I found a calendar of propagation activities which seems very helpful, and it says that hardwood cuttings can be taken and started for deciduous trees throughout winter. I imagine those cuttings would freeze and be destroyed if left on their own poked into some soil (if the soil is even unfrozen enough to receive them). That makes me think those hardwood cuttings should be grown in a somewhat protected space, either kept in cool dark conditions (in a garage or maybe outdoors with a thick topping of mulch) or nursed to life under a light, with a heat mat, etc.
Any clarification about the above would be appreciated, but my main question is this: can propagated trees that would normally be dormant over winter be started out indoors? If not, why/what bad outcome would they eventually reach?

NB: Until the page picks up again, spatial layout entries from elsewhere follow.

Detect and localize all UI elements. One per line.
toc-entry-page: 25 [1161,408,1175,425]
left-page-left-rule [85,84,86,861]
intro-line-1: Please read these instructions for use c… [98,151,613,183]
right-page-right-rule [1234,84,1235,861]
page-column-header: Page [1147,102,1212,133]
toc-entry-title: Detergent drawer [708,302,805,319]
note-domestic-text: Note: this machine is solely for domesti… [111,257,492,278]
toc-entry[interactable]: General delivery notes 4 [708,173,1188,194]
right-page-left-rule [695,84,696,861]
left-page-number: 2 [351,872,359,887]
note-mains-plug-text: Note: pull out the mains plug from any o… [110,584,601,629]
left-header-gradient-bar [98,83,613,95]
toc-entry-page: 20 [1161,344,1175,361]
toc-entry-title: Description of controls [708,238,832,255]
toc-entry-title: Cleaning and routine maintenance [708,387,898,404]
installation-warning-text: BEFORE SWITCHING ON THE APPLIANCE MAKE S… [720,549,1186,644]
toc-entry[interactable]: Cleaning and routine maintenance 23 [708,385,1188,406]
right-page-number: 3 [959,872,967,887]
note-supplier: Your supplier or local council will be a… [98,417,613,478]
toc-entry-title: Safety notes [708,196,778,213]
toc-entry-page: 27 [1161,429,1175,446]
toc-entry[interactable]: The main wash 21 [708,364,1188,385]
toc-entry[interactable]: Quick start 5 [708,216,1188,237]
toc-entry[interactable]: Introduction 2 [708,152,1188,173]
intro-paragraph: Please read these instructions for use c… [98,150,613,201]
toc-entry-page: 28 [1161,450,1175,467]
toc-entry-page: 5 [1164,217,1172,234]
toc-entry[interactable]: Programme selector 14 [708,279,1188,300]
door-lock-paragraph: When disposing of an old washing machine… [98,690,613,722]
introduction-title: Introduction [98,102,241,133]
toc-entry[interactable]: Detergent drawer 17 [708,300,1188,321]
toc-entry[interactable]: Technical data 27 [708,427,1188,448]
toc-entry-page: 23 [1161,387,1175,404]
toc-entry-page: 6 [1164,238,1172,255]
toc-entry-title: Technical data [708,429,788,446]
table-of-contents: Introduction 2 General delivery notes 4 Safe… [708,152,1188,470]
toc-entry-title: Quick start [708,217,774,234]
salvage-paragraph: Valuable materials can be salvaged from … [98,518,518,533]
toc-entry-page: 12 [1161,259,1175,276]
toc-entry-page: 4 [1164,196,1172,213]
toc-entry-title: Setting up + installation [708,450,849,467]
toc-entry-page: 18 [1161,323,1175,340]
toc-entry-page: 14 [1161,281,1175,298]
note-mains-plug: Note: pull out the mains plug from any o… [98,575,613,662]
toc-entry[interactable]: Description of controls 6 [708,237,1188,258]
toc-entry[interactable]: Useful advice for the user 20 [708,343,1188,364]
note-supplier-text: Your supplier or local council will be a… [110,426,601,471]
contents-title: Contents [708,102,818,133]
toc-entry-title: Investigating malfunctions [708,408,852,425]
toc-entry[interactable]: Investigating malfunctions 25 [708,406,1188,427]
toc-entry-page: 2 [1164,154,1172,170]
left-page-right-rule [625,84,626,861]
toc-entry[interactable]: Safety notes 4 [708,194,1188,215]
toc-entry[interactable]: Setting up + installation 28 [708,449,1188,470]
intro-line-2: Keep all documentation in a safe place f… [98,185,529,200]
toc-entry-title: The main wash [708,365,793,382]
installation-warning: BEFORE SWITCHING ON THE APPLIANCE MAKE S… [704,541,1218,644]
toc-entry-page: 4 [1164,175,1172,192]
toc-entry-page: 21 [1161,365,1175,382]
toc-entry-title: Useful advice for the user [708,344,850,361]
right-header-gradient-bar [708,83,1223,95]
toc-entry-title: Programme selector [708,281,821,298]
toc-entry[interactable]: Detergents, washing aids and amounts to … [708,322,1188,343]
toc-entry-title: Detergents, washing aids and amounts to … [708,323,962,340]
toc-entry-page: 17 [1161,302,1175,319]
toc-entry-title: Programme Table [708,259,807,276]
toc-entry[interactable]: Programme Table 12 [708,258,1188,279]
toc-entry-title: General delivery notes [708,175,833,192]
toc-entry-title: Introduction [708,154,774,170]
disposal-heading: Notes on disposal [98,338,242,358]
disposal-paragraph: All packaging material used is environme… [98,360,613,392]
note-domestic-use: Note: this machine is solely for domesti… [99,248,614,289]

Example: a bunch of seeds or hardwood cuttings of deciduous trees are planted in air-pruning pots or beds and grown indoors over winter. Around/after last frost in the spring, they're either planted into a larger pot/raised bed to be transplanted or heeled in after 1 year; or planted into permanent beds to grow for 2-3 years before transplanting; or planted into their permanent location to live out their life. For every winter after the one they're started in, they'll be outdoors in the ground exposed to zone 4/5 conditions.
Will baby trees grown this way be crippled by having grown in nursed conditions the winter they're started and then all through summer, basically experiencing a much longer growing season than they ever will in the future?